My husband left the industry years ago, so every now and then, I like to blow his mind with the amount of customer information I can pull up as I am sitting at my kitchen island. I can log on my Radian6 account and listen in on my customers’ social media conversations (in charts, graphs and word clouds). I can pull up my Pardot window and watch in real time who is on my website and what they are doing. I know who and how many followers I have on Twitter and Facebook and what content they are sharing. I can build surveys in an instant and throw them on my website in less time than it takes to run out for a coffee. I can run drip campaigns, assign scores to various marketing activities, flow them into my CRM, and send in sales when the score hits the “75% ready to buy” mark. If we know so much about our customers, why do so many products still fail?
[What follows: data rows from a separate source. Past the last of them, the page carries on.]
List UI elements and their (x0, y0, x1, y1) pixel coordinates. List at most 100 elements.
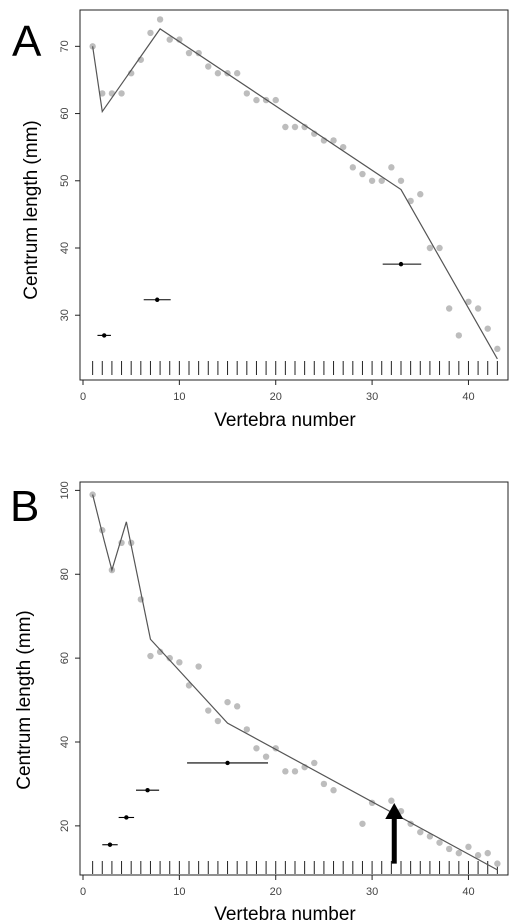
data-point (108, 90, 116, 97)
data-point (147, 652, 154, 660)
data-point (311, 759, 318, 767)
data-point (214, 70, 222, 77)
panel-label: A (12, 17, 42, 66)
data-point (320, 780, 328, 788)
data-point (494, 860, 501, 867)
data-point (233, 70, 241, 77)
x-tick-label: 40 (462, 391, 474, 403)
data-point (253, 96, 260, 104)
x-axis-title: Vertebra number (214, 904, 356, 924)
data-point (205, 63, 212, 70)
data-point (253, 745, 260, 752)
breakpoint-estimate (124, 815, 129, 820)
x-tick-label: 20 (270, 886, 282, 898)
data-point (388, 164, 395, 171)
y-tick-label: 50 (59, 175, 71, 187)
breakpoint-estimate (398, 261, 404, 267)
data-point (465, 298, 472, 305)
x-tick-label: 10 (173, 886, 185, 898)
data-point (484, 849, 491, 857)
data-point (426, 244, 434, 252)
data-point (368, 177, 376, 184)
panel-b: B Centrum length (mm) Vertebra number 20… (10, 481, 509, 924)
data-point (494, 345, 501, 353)
data-point (214, 717, 222, 725)
data-point (118, 90, 125, 97)
data-point (243, 90, 251, 97)
fitted-line (92, 28, 498, 360)
x-tick-label: 0 (80, 886, 86, 898)
data-point (445, 845, 453, 853)
data-point (349, 164, 357, 171)
data-point (291, 123, 299, 131)
data-point (445, 305, 453, 312)
data-point (185, 49, 193, 57)
y-tick-label: 70 (59, 40, 71, 52)
data-point (378, 177, 385, 184)
data-point (272, 96, 279, 104)
x-tick-label: 40 (462, 886, 474, 898)
data-point (156, 648, 164, 656)
data-point (233, 703, 241, 710)
data-point (359, 170, 366, 178)
data-point (330, 787, 337, 794)
data-point (156, 16, 164, 23)
panel-label: B (10, 482, 39, 531)
y-tick-label: 40 (59, 736, 71, 748)
y-tick-label: 80 (59, 568, 71, 580)
x-tick-label: 10 (173, 391, 185, 403)
y-axis-title: Centrum length (mm) (14, 610, 35, 790)
data-point (224, 698, 231, 706)
breakpoint-estimate (155, 297, 160, 302)
data-point (388, 797, 395, 804)
plot-frame (79, 9, 509, 381)
data-point (195, 663, 202, 670)
data-point (455, 849, 463, 857)
breakpoint-estimate (225, 760, 230, 766)
data-point (397, 177, 405, 184)
data-point (195, 49, 202, 57)
data-point (436, 839, 443, 846)
plot-frame (79, 481, 509, 876)
x-tick-label: 0 (80, 391, 86, 403)
y-tick-label: 60 (59, 107, 71, 119)
arrow-head (385, 803, 404, 819)
data-point (339, 143, 347, 151)
breakpoint-estimate (145, 788, 150, 793)
data-point (166, 36, 173, 43)
data-point (243, 726, 251, 733)
fitted-line (92, 494, 498, 871)
data-point (291, 768, 299, 775)
data-point (359, 820, 366, 827)
data-point (205, 707, 212, 714)
breakpoint-estimate (107, 842, 113, 847)
data-point (282, 123, 289, 131)
data-point (484, 325, 491, 332)
x-tick-label: 30 (366, 886, 378, 898)
y-tick-label: 20 (59, 820, 71, 832)
x-tick-label: 20 (270, 391, 282, 403)
y-tick-label: 30 (59, 309, 71, 321)
data-point (330, 137, 337, 144)
y-tick-label: 100 (59, 481, 71, 499)
data-point (147, 29, 154, 37)
data-point (89, 491, 96, 498)
data-point (417, 828, 424, 836)
data-point (465, 843, 472, 851)
data-point (474, 305, 482, 312)
data-point (436, 244, 443, 252)
data-point (262, 753, 270, 760)
panel-a: A Centrum length (mm) Vertebra number 30… (12, 9, 509, 431)
x-tick-label: 30 (366, 391, 378, 403)
data-point (176, 659, 183, 666)
data-point (166, 654, 173, 662)
breakpoint-estimate (102, 333, 107, 338)
data-point (455, 332, 463, 339)
data-point (282, 768, 289, 775)
data-point (301, 123, 308, 131)
data-point (474, 852, 482, 859)
x-axis-title: Vertebra number (214, 410, 356, 431)
data-point (417, 191, 424, 198)
data-point (99, 90, 106, 97)
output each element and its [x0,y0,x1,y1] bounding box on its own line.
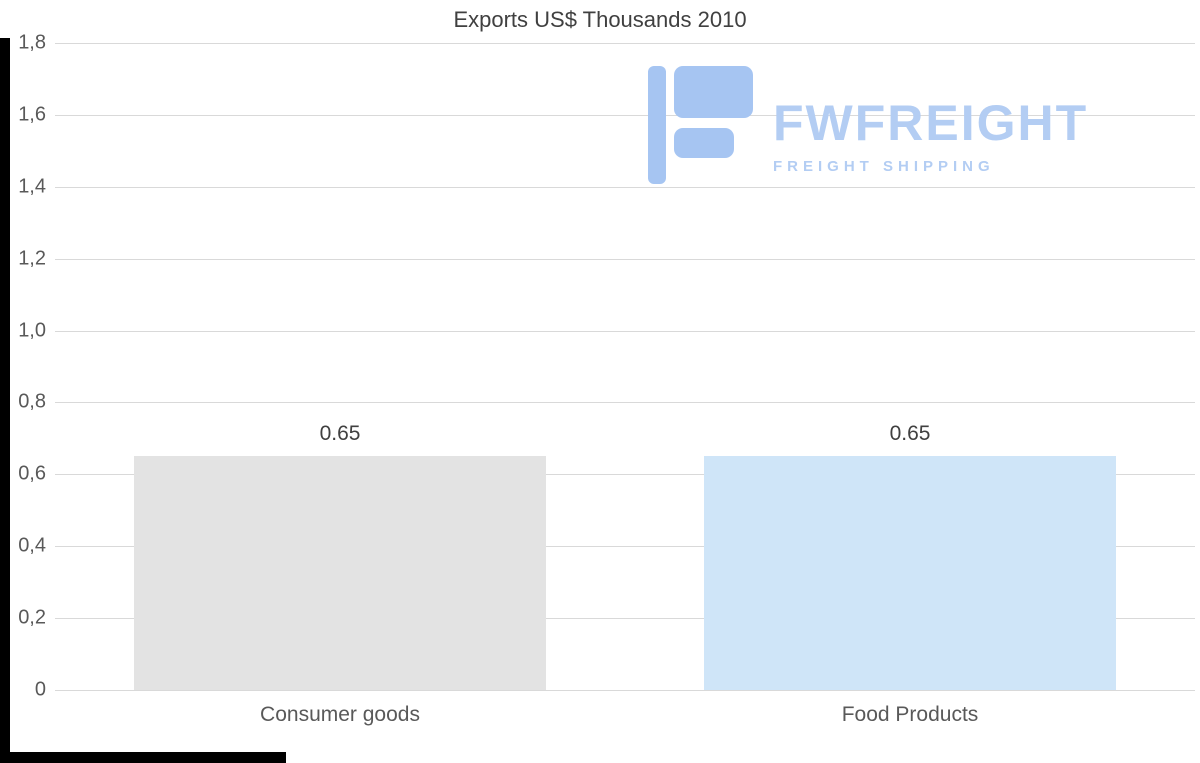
gridline [55,330,1195,332]
bottom-edge-black-bar [0,752,286,763]
gridline [55,690,1195,691]
gridline [55,258,1195,260]
gridline [55,402,1195,404]
y-axis-tick-label: 0 [34,678,46,701]
y-axis-tick-label: 1,6 [18,103,46,126]
fwfreight-logo-icon [648,66,753,184]
gridline [55,186,1195,188]
y-axis-tick-label: 0,2 [18,606,46,629]
y-axis-tick-label: 1,0 [18,319,46,342]
gridline [55,474,1195,476]
plot-area: 0.65 0.65 [55,43,1195,691]
y-axis-tick-label: 0,4 [18,534,46,557]
gridline [55,618,1195,620]
y-axis-tick-label: 0,6 [18,462,46,485]
gridline [55,43,1195,44]
watermark: FWFREIGHT FREIGHT SHIPPING [648,66,1095,184]
brand-name: FWFREIGHT [773,95,1089,151]
x-category-label: Consumer goods [260,703,420,726]
x-axis: Consumer goods Food Products [55,703,1195,737]
y-axis-tick-label: 1,4 [18,175,46,198]
y-axis-tick-label: 1,8 [18,31,46,54]
bar-value-label: 0.65 [319,422,361,446]
y-axis-tick-label: 0,8 [18,390,46,413]
gridline [55,546,1195,548]
gridline [55,114,1195,116]
y-axis-tick-label: 1,2 [18,247,46,270]
chart-title: Exports US$ Thousands 2010 [453,7,747,32]
bar-food-products [703,456,1117,690]
brand-tagline: FREIGHT SHIPPING [773,158,995,175]
bar-consumer-goods [133,456,547,690]
left-edge-black-bar [0,38,10,763]
y-axis: 1,8 1,6 1,4 1,2 1,0 0,8 0,6 0,4 0,2 0 [0,32,46,701]
watermark-text: FWFREIGHT FREIGHT SHIPPING [773,66,1095,175]
bar-value-label: 0.65 [889,422,931,446]
x-category-label: Food Products [841,703,979,726]
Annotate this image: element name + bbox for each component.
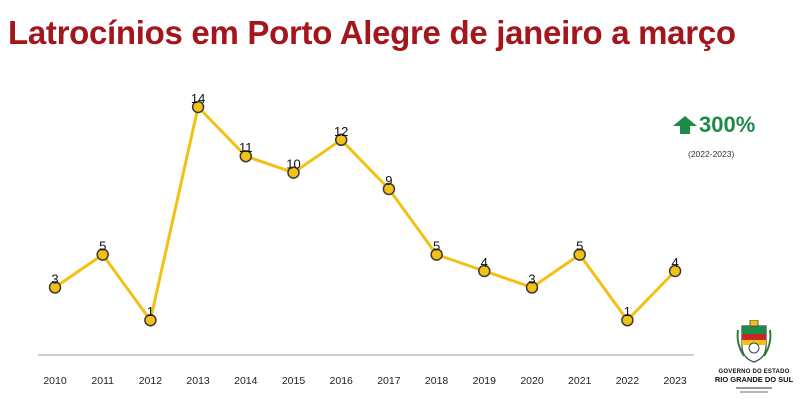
x-tick-2022: 2022 <box>616 375 640 387</box>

In an era of big data, it is easy (and let’s face it, a lot of fun) to get lost in a sea of percentages, infographics and word clouds. 35% of faculty use this, 58% of students say that. We encourage teachers, administrators, and our colleagues to make data-driven decisions. The evidence of what we need to do is right there in the numbers! But every teacher knows something about their students that no software program can tell them. And it is the combination of that authentic knowledge and the surrounding data that leads to increased student achievement.
Our customers are the same way. The only way to understand “why?” a customer chooses to engage in this product or in that activity is to ask them. But their answer is just the start of the conversation. “Tell me more about THIS. What happens when you don’t use THIS? What are the consequences? Before you used THIS, how did you do this task? What did THIS do for you that made you switch? What else did you need to adjust to use THIS? Do you tell other colleagues about THIS? What do you say?” And my personal favorite “What do you want to say about your students/your class/your district a year from now that you can’t say today?” Now you know something authentic. Now you have some real insight. Now the rest of the data you have has an authentic place to live. Without this complete picture, you are not giving yourself the best chance at success.